ヤフーは7月29日、子会社アスクルと経営などを巡って対立している件について、同日時点での状況を発表した。ヤフーは、近年の業績不振などを理由に、アスクルが8月2日に開く定時株主総会で岩田彰一郎社長らの再任に反対する議決権を行使。アスクルから「少数株主の意向を無視している」などと批判を受けたが、29日には、アスクル株を少数保有する資産運用会社のレオス・キャピタルワークス(株式数は非公開)もヤフーの方針に賛同したという。「支配株主の横暴」を主張していたアスクルは、さらに厳しい立場に置かれた形だ。
ヤフーの開示資料によると、レオスは「アスクルの業績向上と株価向上のために、議決権行使についてのヤフーの判断を支持する。株主総会以降、速やかにアスクル(と大株主であるヤフー)が適切なガバナンス体制を構築することを期待しつつ、少数株主の利益の確保が果たされているかを注視していく」とコメントしている。

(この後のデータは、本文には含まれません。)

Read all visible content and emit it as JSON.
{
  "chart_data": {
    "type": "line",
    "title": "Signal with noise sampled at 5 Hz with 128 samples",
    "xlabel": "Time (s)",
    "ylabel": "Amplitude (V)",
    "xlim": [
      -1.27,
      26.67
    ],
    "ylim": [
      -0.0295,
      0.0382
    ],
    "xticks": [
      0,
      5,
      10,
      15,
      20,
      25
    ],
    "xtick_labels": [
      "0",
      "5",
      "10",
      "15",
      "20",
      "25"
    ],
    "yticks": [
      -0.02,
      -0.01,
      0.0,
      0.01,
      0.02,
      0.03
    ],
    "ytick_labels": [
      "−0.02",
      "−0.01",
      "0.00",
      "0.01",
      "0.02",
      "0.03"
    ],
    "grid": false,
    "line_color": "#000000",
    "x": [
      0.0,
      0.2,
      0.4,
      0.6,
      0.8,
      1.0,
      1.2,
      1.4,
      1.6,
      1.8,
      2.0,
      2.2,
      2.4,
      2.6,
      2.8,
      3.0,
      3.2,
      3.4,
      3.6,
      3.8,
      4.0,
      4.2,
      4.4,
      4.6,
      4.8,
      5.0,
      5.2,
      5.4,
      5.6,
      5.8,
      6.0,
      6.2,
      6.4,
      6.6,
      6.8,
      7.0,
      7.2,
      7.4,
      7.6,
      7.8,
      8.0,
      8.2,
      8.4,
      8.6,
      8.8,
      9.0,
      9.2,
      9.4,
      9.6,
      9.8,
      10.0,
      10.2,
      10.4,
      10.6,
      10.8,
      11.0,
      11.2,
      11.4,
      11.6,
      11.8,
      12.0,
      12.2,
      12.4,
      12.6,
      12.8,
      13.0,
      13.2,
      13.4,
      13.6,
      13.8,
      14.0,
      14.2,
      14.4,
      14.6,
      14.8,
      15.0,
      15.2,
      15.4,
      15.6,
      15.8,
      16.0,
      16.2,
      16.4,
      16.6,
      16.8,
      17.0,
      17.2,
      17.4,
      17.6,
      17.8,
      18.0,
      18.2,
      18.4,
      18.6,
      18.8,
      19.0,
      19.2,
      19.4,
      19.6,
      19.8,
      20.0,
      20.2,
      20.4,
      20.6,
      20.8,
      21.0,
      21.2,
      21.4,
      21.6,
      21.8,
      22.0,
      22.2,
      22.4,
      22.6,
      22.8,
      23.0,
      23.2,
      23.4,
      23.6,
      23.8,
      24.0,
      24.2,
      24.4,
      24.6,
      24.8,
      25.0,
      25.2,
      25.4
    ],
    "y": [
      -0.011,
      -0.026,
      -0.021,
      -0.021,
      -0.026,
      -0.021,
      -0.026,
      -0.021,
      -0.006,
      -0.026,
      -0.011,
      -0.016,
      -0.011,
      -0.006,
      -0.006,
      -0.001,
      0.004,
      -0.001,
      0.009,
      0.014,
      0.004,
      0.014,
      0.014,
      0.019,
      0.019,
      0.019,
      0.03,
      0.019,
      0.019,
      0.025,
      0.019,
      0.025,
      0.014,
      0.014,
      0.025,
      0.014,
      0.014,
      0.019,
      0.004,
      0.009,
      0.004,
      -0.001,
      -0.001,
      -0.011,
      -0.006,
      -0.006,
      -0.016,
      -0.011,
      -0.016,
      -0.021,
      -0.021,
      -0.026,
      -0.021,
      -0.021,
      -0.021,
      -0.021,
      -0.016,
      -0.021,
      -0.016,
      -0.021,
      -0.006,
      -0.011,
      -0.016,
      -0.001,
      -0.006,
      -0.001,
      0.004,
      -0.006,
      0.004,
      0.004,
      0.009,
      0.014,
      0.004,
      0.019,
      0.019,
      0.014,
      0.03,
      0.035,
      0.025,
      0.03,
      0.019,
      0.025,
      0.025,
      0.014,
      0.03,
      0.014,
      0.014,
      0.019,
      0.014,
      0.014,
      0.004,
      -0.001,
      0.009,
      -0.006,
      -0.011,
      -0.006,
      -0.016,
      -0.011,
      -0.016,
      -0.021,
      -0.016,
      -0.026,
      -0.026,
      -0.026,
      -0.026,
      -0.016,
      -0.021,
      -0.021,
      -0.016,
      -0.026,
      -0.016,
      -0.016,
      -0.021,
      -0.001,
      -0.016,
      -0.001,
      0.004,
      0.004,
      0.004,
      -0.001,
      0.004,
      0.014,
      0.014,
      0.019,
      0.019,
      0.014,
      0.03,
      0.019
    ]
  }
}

ITmedia NEWSはレオスに対し、ヤフーを支持した理由についてのコメントを求めたが、レオスは「開示資料に記した以上のコメントはできない」とした。
ヤフーは現在、アスクルの約45%(議決権ベース)の株式を持つ筆頭株主。ヤフーに加え、約11%の株式を持つ第2位株主プラスも同様の議決権行使を発表しており、岩田社長の退任はほぼ決定的になっている。
これに対しアスクルは、現体制の維持に向けた最終手段として、ヤフーに株式の売り渡し請求権を行使するため、8月1日午後に取締役会を招集する予定だ。それに先立ち、29日には独立社外取締役らが「(ヤフーの決定を)深く憂慮する」「上場子会社のガバナンスを蹂躙(じゅうりん)している」とのコメントを出すなど、敵対的な姿勢を貫いている。

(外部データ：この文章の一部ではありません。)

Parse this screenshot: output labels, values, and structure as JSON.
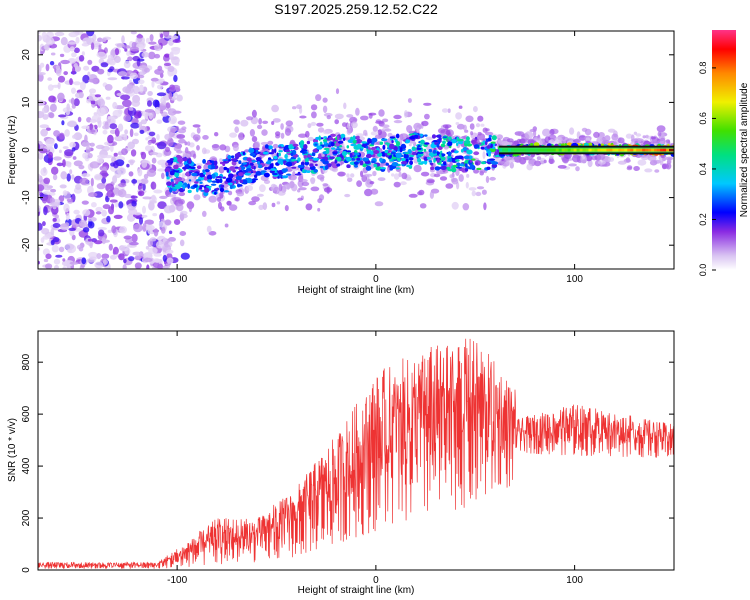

これを受けたヤフーは、7月29日付の開示資料で、議決権を行使した理由をあらためて説明。「岩田社長は過去に経営目標を実現できずに撤回するケースがあり、指導力・実行力に疑問を持ったため」としている。
アスクルでは2017年2月に埼玉県三芳町の物流拠点で大規模な火災が発生し、焼損した設備などを巡る特別損失として約112億円を計上。同年5月期の営業利益(連結、以下同)は前期比4.1%増の88億6500万円だったが、最終利益は80.7%減となる10億1400万円に落ち込んだ。
岩田社長は、同年7月の決算発表の場で「19年5月期はV字回復」「過去最高益を目指す」といった前向きな目標を掲げたという。しかし18年5月期は、サービスの復旧によって最終利益は前期比約4倍の46億9300万円まで戻したものの、新設した物流拠点の維持コストなどがかさみ、営業利益は52.7%減の41億9200万円に低下。同社長は一連の目標を撤回した。

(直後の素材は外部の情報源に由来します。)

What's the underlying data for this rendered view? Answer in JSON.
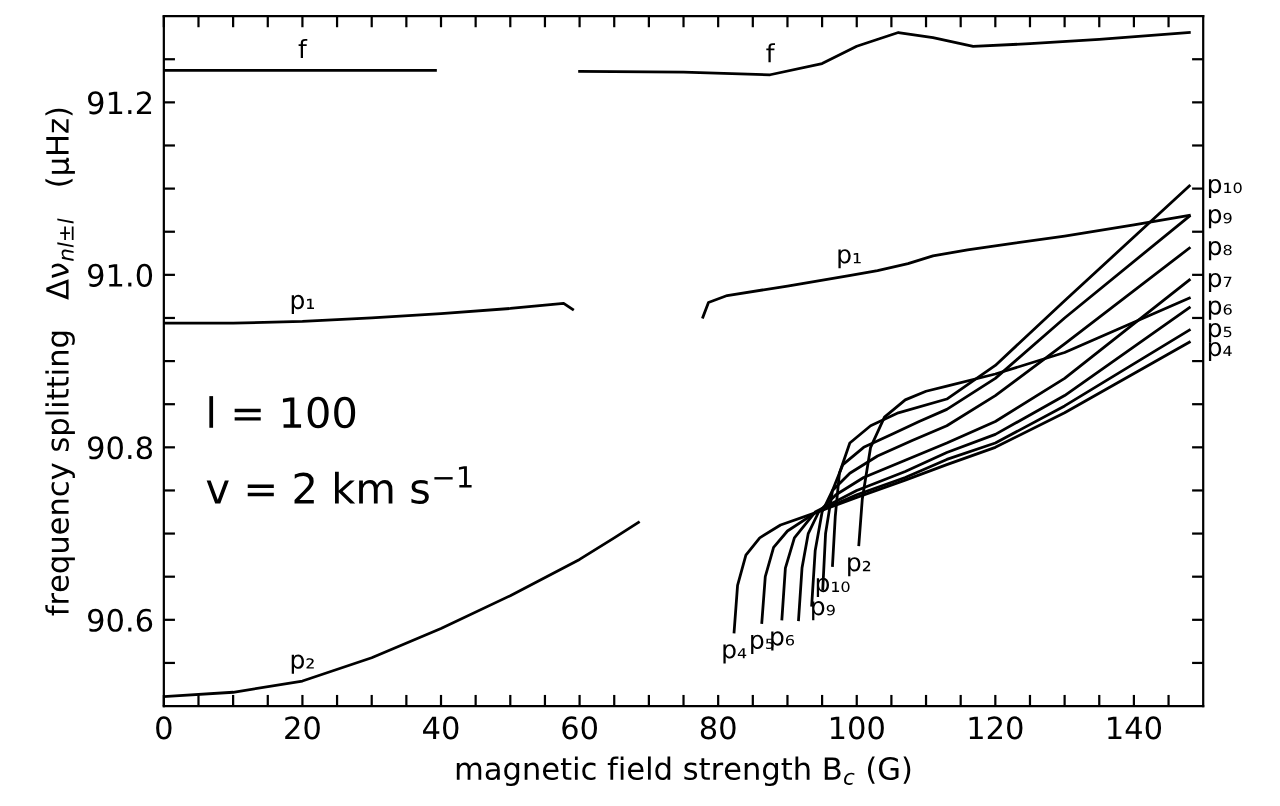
{
  "chart_data": {
    "type": "line",
    "xlabel": "magnetic field strength B$_{c}$ (G)",
    "ylabel": "frequency splitting   Δν$_{nl±l}$   (μHz)",
    "xlim": [
      0,
      150
    ],
    "ylim": [
      90.5,
      91.3
    ],
    "xticks": [
      0,
      {
        "value": 5,
        "label": null
      },
      {
        "value": 10,
        "label": null
      },
      {
        "value": 15,
        "label": null
      },
      20,
      {
        "value": 25,
        "label": null
      },
      {
        "value": 30,
        "label": null
      },
      {
        "value": 35,
        "label": null
      },
      40,
      {
        "value": 45,
        "label": null
      },
      {
        "value": 50,
        "label": null
      },
      {
        "value": 55,
        "label": null
      },
      60,
      {
        "value": 65,
        "label": null
      },
      {
        "value": 70,
        "label": null
      },
      {
        "value": 75,
        "label": null
      },
      80,
      {
        "value": 85,
        "label": null
      },
      {
        "value": 90,
        "label": null
      },
      {
        "value": 95,
        "label": null
      },
      100,
      {
        "value": 105,
        "label": null
      },
      {
        "value": 110,
        "label": null
      },
      {
        "value": 115,
        "label": null
      },
      120,
      {
        "value": 125,
        "label": null
      },
      {
        "value": 130,
        "label": null
      },
      {
        "value": 135,
        "label": null
      },
      140,
      {
        "value": 145,
        "label": null
      }
    ],
    "yticks": [
      {
        "value": 90.55,
        "label": null
      },
      90.6,
      {
        "value": 90.65,
        "label": null
      },
      {
        "value": 90.7,
        "label": null
      },
      {
        "value": 90.75,
        "label": null
      },
      90.8,
      {
        "value": 90.85,
        "label": null
      },
      {
        "value": 90.9,
        "label": null
      },
      {
        "value": 90.95,
        "label": null
      },
      {
        "value": 91.0,
        "label": "91.0"
      },
      {
        "value": 91.05,
        "label": null
      },
      {
        "value": 91.1,
        "label": null
      },
      {
        "value": 91.15,
        "label": null
      },
      91.2,
      {
        "value": 91.25,
        "label": null
      }
    ],
    "grid": false,
    "legend": false,
    "marker": "none",
    "line_style": "solid",
    "series": [
      {
        "color": "#000000",
        "x": [
          0,
          10,
          20,
          30,
          39.2,
          50.9,
          60,
          75,
          87.5,
          95,
          100,
          106,
          111,
          116.8,
          125,
          135,
          148
        ],
        "values": [
          91.237,
          91.237,
          91.237,
          91.237,
          91.237,
          null,
          91.236,
          91.235,
          91.232,
          91.245,
          91.265,
          91.281,
          91.275,
          91.265,
          91.268,
          91.273,
          91.281
        ]
      },
      {
        "color": "#000000",
        "x": [
          0,
          10,
          20,
          30,
          40,
          50,
          57.7,
          59,
          68,
          77.8,
          78.6,
          81.3,
          90,
          98.9,
          103,
          107.4,
          111,
          116,
          122,
          130,
          140,
          148
        ],
        "values": [
          90.944,
          90.944,
          90.946,
          90.95,
          90.955,
          90.961,
          90.967,
          90.96,
          null,
          90.951,
          90.968,
          90.976,
          90.987,
          90.999,
          91.005,
          91.013,
          91.022,
          91.029,
          91.036,
          91.045,
          91.058,
          91.069
        ]
      },
      {
        "color": "#000000",
        "x": [
          0,
          10,
          20,
          30,
          40,
          50,
          60,
          65,
          68.5,
          85,
          100.3,
          100.8,
          102,
          104,
          107,
          110,
          113,
          120,
          130,
          148
        ],
        "values": [
          90.511,
          90.516,
          90.529,
          90.556,
          90.59,
          90.628,
          90.67,
          90.695,
          90.713,
          null,
          90.687,
          90.74,
          90.8,
          90.835,
          90.855,
          90.865,
          90.871,
          90.885,
          90.91,
          90.973
        ]
      },
      {
        "color": "#000000",
        "x": [
          82.3,
          82.8,
          84,
          86,
          89,
          94,
          100,
          107,
          113,
          120,
          130,
          148
        ],
        "values": [
          90.586,
          90.64,
          90.675,
          90.695,
          90.71,
          90.724,
          90.742,
          90.762,
          90.78,
          90.8,
          90.84,
          90.922
        ]
      },
      {
        "color": "#000000",
        "x": [
          86.3,
          86.8,
          88,
          90,
          94,
          100,
          107,
          113,
          120,
          130,
          148
        ],
        "values": [
          90.597,
          90.65,
          90.684,
          90.703,
          90.724,
          90.745,
          90.765,
          90.786,
          90.805,
          90.848,
          90.936
        ]
      },
      {
        "color": "#000000",
        "x": [
          89.2,
          89.7,
          91,
          94,
          100,
          107,
          113,
          120,
          130,
          148
        ],
        "values": [
          90.601,
          90.66,
          90.695,
          90.725,
          90.75,
          90.772,
          90.794,
          90.815,
          90.86,
          90.962
        ]
      },
      {
        "color": "#000000",
        "x": [
          91.6,
          92.1,
          93,
          94.5,
          97,
          101,
          107,
          113,
          120,
          130,
          148
        ],
        "values": [
          90.6,
          90.66,
          90.7,
          90.725,
          90.745,
          90.765,
          90.785,
          90.805,
          90.83,
          90.88,
          90.994
        ]
      },
      {
        "color": "#000000",
        "x": [
          93.5,
          94,
          95,
          96.5,
          99,
          103,
          108,
          113,
          120,
          130,
          148
        ],
        "values": [
          90.617,
          90.68,
          90.725,
          90.75,
          90.77,
          90.79,
          90.808,
          90.825,
          90.86,
          90.92,
          91.031
        ]
      },
      {
        "color": "#000000",
        "x": [
          95.1,
          95.5,
          96.5,
          98,
          101,
          105,
          109,
          113,
          120,
          130,
          148
        ],
        "values": [
          90.636,
          90.7,
          90.75,
          90.78,
          90.8,
          90.815,
          90.83,
          90.844,
          90.88,
          90.95,
          91.068
        ]
      },
      {
        "color": "#000000",
        "x": [
          96.5,
          96.9,
          97.5,
          99,
          102,
          106,
          113,
          120,
          130,
          148
        ],
        "values": [
          90.663,
          90.72,
          90.77,
          90.805,
          90.825,
          90.84,
          90.856,
          90.895,
          90.97,
          91.103
        ]
      }
    ],
    "annotations": [
      "l = 100",
      "v = 2 km s$^{−1}$",
      {
        "text": "f",
        "x": 20,
        "y": 91.237
      },
      {
        "text": "f",
        "x": 87.5,
        "y": 91.232
      },
      {
        "text": "p₁",
        "x": 20,
        "y": 90.946
      },
      {
        "text": "p₁",
        "x": 98.9,
        "y": 90.999
      },
      {
        "text": "p₂",
        "x": 20,
        "y": 90.529
      },
      {
        "text": "p₁₀",
        "x": 148,
        "y": 91.103
      },
      {
        "text": "p₉",
        "x": 148,
        "y": 91.068
      },
      {
        "text": "p₈",
        "x": 148,
        "y": 91.031
      },
      {
        "text": "p₇",
        "x": 148,
        "y": 90.994
      },
      {
        "text": "p₆",
        "x": 148,
        "y": 90.962
      },
      {
        "text": "p₅",
        "x": 148,
        "y": 90.936
      },
      {
        "text": "p₄",
        "x": 148,
        "y": 90.922
      },
      {
        "text": "p₄",
        "x": 82.3,
        "y": 90.586
      },
      {
        "text": "p₅",
        "x": 86.3,
        "y": 90.597
      },
      {
        "text": "p₆",
        "x": 89.2,
        "y": 90.601
      },
      {
        "text": "p₉",
        "x": 95.1,
        "y": 90.636
      },
      {
        "text": "p₁₀",
        "x": 96.5,
        "y": 90.663
      },
      {
        "text": "p₂",
        "x": 100.3,
        "y": 90.687
      }
    ]
  }
}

19年5月期の業績も、営業利益は7.8%増の45億2000万円、最終利益は90.7%減の4億3400万円となり、両指標ともに火災前の水準に戻すことはできなかった。ヤフーは開示資料でこうした点を列挙し、「『低迷する業績への責任』が岩田社長らの再任に反対する最大の理由」と強調した。
またヤフーは、同社が岩田社長に退陣を求める旨を記したプレスリリースを発表した7月17日以降、アスクルの株価が上がっていることを指摘。16日は2323円だった終値が、17日には2606円、26日には2777円に上昇したことを示し(29日の終値は2804円)、「新しい経営体制の下での抜本的な経営改革を通じた業績回復と企業価値向上への期待が、株式市場に結果として現れている」などとした。